Publishers Weekly Review

Ricciardi's exciting third Jake Keller thriller (after 2019's Rogue Strike) finds the CIA officer and his agency partner, John Pickens, in Mogadishu, Somalia, seeking to identify the mastermind behind the bandits who have been using high-speed skiffs to attack oil tankers. After killing the crews, the bandits seize the oil and sell it on the black market. The two most promising suspects are Badeed, chief elder of the Hawiye clan, and Yaxaas, the warlord of the Darwood clan. Yaxaas keeps a pet alligator named Little Yaxaas, and it's no surprise what Little Yaxaas's job is in the organization. Keller has a plan to lure the mastermind out of hiding, but the mission is complicated by a secret agenda originating from CIA headquarters. The appealing leads have complimentary strengths. Pickens is old school, interested in human intelligence, while Keller comes from an analysis background and is adept with technology. The complicated plot and furious action build to a final, head-snapping twist. Riccardi has hit his stride with this outing.

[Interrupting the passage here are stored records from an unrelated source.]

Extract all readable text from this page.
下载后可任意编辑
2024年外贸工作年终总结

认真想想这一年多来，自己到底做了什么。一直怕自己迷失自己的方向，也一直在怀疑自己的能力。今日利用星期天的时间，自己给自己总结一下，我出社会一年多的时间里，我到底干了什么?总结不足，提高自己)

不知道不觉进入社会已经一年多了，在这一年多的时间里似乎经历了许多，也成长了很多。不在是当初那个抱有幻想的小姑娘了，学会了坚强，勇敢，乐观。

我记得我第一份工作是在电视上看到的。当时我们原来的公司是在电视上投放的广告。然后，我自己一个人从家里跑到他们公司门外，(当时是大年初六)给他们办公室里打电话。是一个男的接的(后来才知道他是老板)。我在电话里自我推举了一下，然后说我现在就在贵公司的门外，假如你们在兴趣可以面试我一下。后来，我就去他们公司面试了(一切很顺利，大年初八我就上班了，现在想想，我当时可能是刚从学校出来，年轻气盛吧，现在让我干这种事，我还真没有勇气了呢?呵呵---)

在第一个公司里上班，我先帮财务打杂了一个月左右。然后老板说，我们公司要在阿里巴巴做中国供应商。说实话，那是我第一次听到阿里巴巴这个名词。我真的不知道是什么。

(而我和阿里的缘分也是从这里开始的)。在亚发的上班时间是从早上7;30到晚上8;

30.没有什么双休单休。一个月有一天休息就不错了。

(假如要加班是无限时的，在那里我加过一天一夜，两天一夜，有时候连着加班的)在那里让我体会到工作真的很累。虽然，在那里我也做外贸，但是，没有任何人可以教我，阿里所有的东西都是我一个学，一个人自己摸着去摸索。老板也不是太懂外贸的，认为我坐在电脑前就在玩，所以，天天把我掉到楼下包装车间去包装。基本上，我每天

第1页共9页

Agent: Rick Richter, Aevitas Creative Management. (May)

Booklist Review

Piracy ain't what it used to be. Gone are the days of motorboats and automatic weapons. Today's pirates are skilled operatives, as well trained and well armed as any special-ops team. When CIA officer Jake Keller is tasked with penetrating a Somalian piracy operation, it will take all of his skills, plus a rather large quantity of good luck, to complete his mission. This is the third Keller thriller (after Warning Light, 2018, and Rogue Strike, 2019). The writing is a little rough in places--one last polish might have been in order--but there's no denying the story is timely and genuinely dramatic. Jake, too, is a good series lead, a tough guy who's used to working alone and who's possessed of a sharp mind that keeps him one step ahead of mortal danger. Fans of the first two Keller novels will certainly want to read this one, and action-adventure readers who haven't yet met Jake should seize this opportunity.